Friday, June 18, 2010

EDITORIAL>>Don’t let BP off the hook

While governments and industry wrestle with the insoluble problems created by the cataclysmic oil spill in the Gulf of Mexico, the politics of the worst man-made environmental disaster in history is proving equally insoluble. Thursday, when BP’s chief executive made his dramatic appearance before a congressional committee, was the worst day since the company’s deep-water well exploded, at least for the Republican Party, which has struggled to find a way to make hay with the catastrophe.
Wednesday, President Obama had jawboned BP executives into setting aside $20 billion to pay for the cleanup and for the ruin to the hundreds of thousands of businesses and people whose lives and careers lie in the path of the spreading destruction.
While the president has been castigated in many quarters for being too nice to the multinational giant and its drilling partners, Republican leaders have criticized him for placing so much blame on the company that its profits and viability may be jeopardized.

Before Tony Hayward, the BP CEO, could make his opening excuses, Rep. Joe L. Barton of Texas, the ranking Republican on the House Energy and Commerce Committee, apologized to him for the conduct of the president of the United States. Barton, who has benefited handsomely from political gifts from BP and its subsidiaries and from the oil and gas industry generally ($1.4 million), described President Obama’s negotiations with the company as a “shakedown” and he said he did not want to live in a country where the president would do such a terrible thing to a good business.

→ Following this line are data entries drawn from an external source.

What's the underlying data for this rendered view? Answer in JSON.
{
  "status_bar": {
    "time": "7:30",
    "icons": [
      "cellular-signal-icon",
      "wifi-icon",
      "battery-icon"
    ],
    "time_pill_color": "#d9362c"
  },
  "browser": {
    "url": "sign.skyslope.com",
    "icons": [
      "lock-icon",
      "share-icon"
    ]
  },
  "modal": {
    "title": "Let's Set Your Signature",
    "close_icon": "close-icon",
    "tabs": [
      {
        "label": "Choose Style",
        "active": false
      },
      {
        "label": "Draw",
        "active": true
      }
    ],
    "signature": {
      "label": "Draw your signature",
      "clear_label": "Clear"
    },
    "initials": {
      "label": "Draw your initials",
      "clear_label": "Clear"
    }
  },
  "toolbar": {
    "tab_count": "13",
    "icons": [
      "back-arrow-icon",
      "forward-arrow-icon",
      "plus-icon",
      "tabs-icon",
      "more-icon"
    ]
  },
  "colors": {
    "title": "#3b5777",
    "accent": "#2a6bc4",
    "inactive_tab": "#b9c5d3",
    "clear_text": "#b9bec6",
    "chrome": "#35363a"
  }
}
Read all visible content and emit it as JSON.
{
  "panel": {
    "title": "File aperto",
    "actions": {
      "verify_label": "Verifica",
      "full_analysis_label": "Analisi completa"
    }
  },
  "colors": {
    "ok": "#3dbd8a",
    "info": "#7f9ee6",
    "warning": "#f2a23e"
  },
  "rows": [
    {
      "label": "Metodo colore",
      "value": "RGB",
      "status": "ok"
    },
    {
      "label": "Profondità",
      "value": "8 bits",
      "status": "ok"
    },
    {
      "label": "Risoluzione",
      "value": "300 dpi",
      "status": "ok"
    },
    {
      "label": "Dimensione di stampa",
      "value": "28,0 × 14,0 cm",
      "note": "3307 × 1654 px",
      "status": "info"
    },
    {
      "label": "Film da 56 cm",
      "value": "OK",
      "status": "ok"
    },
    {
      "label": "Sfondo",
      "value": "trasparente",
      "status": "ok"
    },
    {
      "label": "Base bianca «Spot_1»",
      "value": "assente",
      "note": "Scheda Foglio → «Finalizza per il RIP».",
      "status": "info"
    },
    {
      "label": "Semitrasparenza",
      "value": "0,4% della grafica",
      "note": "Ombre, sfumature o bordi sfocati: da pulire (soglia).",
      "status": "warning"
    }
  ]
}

Other Republican leaders had been making essentially the same point though less colorfully. Barton’s comments, watched on national TV and instantly blogged around the world, seemed to be a terrible political miscalculation. The House’s Republican leaders, John Boehner and Eric Cantor, summoned Barton and told him that he had to rescind his apology or else they would have to give in to demands that he be removed from his leadership of the energy committee. Barton went back to the hearing room and said that in case anyone misconstrued his remarks, he did not mean that BP shouldn’t pay for the cleanup and for reparations.

But Barton’s problem was that he was too clear and too colorful. The Republican Study Committee, a group of conservative Republicans that includes our own Rep. John Boozman — the Republican nominee for the U. S. Senate in Arkansas — had issued a statement the day that Obama met with the oil executives bashing the president for demanding that the corporation create the escrow fund. Barton had even copied the group’s language. Boozman’s committee said the president had exerted “Chicago-style shakedown politics” and that BP shouldn’t give in. Rush Limbaugh, the broadcaster who is the acknowledged avatar of the Republican Party, said BP shouldn’t create the fund or else it should pass out the money itself rather than let an independent arbiter pay the claims. Limbaugh predicted that Acorn would get the $20 billion. Then Rep. Michele Bachmann of Minnesota, the hottest Republican on the circuit next to Sarah Palin, said she didn’t like the idea of making BP pay for all the damage because it needed all its cash to drill more wells.

Mississippi Governor Haley Barbour, who was in Little Rock early this week plumping for Jim Keet, the former Floridian who moved here last year to run for governor, objected to making BP set aside $20 billion in escrow to pay claims because the company needs the money to drill more offshore wells so that it can reap big profits, which in turn will allow it to pay claims later.

Barbour, the leader of the Republican governors, had compared the oil gushing from the ruptured well to the sheen that appears in the wake of speedboats that tow skiers around the Gulf’s resort beaches. It’s just no big deal. The real harm, Barbour said, is not from the oil leak but from all the publicity about it. It is scaring vacationers away from Mississippi’s beaches at Gulfport and Biloxi. Barbour noted that there have always been tarballs from leaky wells washing up on the shores.

The Republicans seek to make the president’s hardheaded negotiations with the British-based giant a Jeffersonian test of the proper role of a national executive. After all, Congress some years ago fixed a ceiling, $75 million, on an oil company’s liability for all the harm that it might cause. Republicans so far have blocked efforts to raise that ceiling. Did the founders anticipate a president using his office as a bully pulpit to force a corporation to change its behavior, even if it is in the national interest?
We know that George W. Bush and Dick Cheney would never do it. (It was Cheney’s company, Halliburton, that cemented the well just before it blew.)

Obama is acting like Harry Truman, both Roosevelts and John F. Kennedy, who used the prestige of the their office to force industries to act in the national interest. He is in rather better company.

Ernie Dumas writes editorials for The Leader.